Ale jest jeszcze jedna kwestia: woda w źródle może się skończyć i prąd przestanie płynąć. Tu pojawia się bateria, która zadziała jak pompa przetaczająca wodę z morza z powrotem na szczyt. Uznajmy, że nasza pompa jest zasilana silnikiem spalinowym. Gdy braknie paliwa, pompa przestanie przetaczać wodę, źródło po chwili wyschnie i prąd przestanie płynąć. Wtedy trzeba zmienić baterię na nową lub zatankować obecną (jeśli jest taka możliwość).

źródło prądu stałego

Prąd opisuje się najczęściej dwoma parametrami: napięciem i natężeniem mierzonymi w Woltach (V) i Amperach (A). Trzymając się porównania do rzeki, można przyjąć takie tłumaczenie: napięcie to wysokość źródła nad poziom morza, co nadaje rzece prędkość, a natężenie to ilość płynącej wody. Trzeba pamiętać, że natężenie jest znacznie groźniejsze od napięcia, ponieważ nawet wolno płynąca duża masa wody może narobić wiele szkód, jak powódź. A szybko płynący mały strumyk raczej nie stanowi zagrożenia.

Pole magnetyczne

Ufff, sporo już wiemy i jesteśmy coraz bliżej zrozumienia zasady działania silnika elektrycznego. Została nam jeszcze jedna kwestia do omówienia, czyli pole magnetyczne. Wspomniane wcześniej łososie, czyli elektrony, to naładowane ujemnie cząsteczki, które będą zmierzać tam, gdzie są cząsteczki dodatnie, aby wszędzie było po równo plusów i minusów. Jeśli natomiast nie pozwolimy im się poruszać, stworzą skupiska o odmiennych ładunkach. Takim przykładem dwóch skupisk jest magnes. Jeśli weźmiemy dwa magnesy i przysuniemy je do siebie, to zależnie od ich pozycji względem siebie, będą się przyciągać lub odpychać. Jak się zapewne domyślasz, przyciągają się skupiska o przeciwnych ładunkach. Skupiska te nazywamy biegunami. Nasza planeta też ma bieguny, wiesz?
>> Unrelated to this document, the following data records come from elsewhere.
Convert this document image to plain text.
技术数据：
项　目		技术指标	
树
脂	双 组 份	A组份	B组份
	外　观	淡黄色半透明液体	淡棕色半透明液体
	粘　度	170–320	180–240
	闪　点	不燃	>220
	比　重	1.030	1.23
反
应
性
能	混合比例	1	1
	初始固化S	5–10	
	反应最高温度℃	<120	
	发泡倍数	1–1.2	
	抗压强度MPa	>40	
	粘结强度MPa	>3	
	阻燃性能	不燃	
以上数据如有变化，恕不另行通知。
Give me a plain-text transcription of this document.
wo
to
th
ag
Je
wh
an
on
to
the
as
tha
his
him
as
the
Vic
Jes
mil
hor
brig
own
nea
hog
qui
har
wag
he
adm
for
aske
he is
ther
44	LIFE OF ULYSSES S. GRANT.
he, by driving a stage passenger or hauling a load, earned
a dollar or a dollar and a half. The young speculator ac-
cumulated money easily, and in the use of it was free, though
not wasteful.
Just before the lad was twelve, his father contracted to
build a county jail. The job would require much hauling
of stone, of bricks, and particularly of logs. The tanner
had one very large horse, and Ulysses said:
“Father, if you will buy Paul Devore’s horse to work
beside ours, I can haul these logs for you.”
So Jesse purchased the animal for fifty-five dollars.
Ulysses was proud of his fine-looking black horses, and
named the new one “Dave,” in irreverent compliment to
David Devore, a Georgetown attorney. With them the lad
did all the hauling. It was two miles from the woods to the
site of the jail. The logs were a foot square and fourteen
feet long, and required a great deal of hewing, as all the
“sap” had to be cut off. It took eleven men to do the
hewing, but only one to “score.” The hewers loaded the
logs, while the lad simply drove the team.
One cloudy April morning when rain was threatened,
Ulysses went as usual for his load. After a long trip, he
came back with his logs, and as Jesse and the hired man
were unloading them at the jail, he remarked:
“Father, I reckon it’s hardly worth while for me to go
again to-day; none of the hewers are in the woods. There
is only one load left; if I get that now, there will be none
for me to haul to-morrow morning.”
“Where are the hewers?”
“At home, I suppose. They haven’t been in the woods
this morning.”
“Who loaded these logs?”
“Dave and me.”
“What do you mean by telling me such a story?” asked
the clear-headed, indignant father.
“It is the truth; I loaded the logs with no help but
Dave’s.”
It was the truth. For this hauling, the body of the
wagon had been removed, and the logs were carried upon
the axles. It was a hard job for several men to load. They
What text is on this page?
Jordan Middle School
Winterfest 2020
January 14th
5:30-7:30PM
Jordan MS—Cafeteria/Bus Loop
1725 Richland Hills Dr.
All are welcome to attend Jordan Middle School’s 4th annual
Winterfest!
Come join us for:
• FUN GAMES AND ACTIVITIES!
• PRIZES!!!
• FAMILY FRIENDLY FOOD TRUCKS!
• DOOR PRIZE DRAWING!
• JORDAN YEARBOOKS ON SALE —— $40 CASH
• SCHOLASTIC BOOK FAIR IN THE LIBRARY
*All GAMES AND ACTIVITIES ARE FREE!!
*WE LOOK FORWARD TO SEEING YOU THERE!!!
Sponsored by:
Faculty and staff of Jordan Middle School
Możesz zaobserwować linie pola magnetycznego. Weź magnes, połóż na nim kartkę papieru, po czym wysyp na nią opiłki żelaza. Zobaczysz, że zaczną układać się w charakterystyczne linie.

pole magnetyczne

Prąd płynąc w kablu wytwarza dodatnie pole magnetyczne, które wiruje zgodnie z kierunkiem ruchu wskazówek zegara, gdzie kabel jest ich osią, a prąd biegnie od nas w stronę tarczy. Zwijając kabel w sprężynkę wokół np. gwoździa, tworzymy dla tego pola „tor”, gdzie z jednej strony będzie ładunek dodatni, a z drugiej ujemny. W ten sposób działają elektromagnesy. Używa się ich na złomowiskach, gdzie służą do przenoszenia metalu z miejsca na miejsce. Po odłączeniu baterii magnes przestaje działać i całe to żelastwo spada na ziemię. I teraz pewnie przychodzi Ci do głowy pewne ważne pytanie:

Skoro prąd może stworzyć magnes, to czy z pomocą magnesu można stworzyć prąd?

Tak! Jeśli w elektromagnesie zastąpisz baterię żaróweczką lub diodą LED, a zamiast gwoździa umieścisz między zwojami sprężynki magnes i nim poruszysz, wprawisz elektrony w ruch i otrzymasz prąd, który spowoduje krótki błysk światła. Im dłuższa i gęstsza sprężynka, tym więcej prądu. Dlatego znajdując sposób na szybkie poruszanie magnesem, uzyskasz pulsujące światło — tak działa prąd zmienny, który płynie w gniazdku. Może to być ruch w przód i w tył albo obrotowy.

W tym drugim przypadku uzwojenia (czyli odpowiednik sprężynki) są umieszczane na prostokątnej ramce wewnątrz kręgu magnesów lub wokół nich. W elektrowniach wielkie magnesy wirują z dużą prędkością, dając około 50-60 impulsów na sekundę, dlatego prąd w sieci elektrycznej ma taki parametr, jak częstotliwość. Jeśli spojrzysz na ładowarkę telefonu, zobaczysz tam najpewniej informację o częstotliwości 50-60Hz. Brzmi znajomo?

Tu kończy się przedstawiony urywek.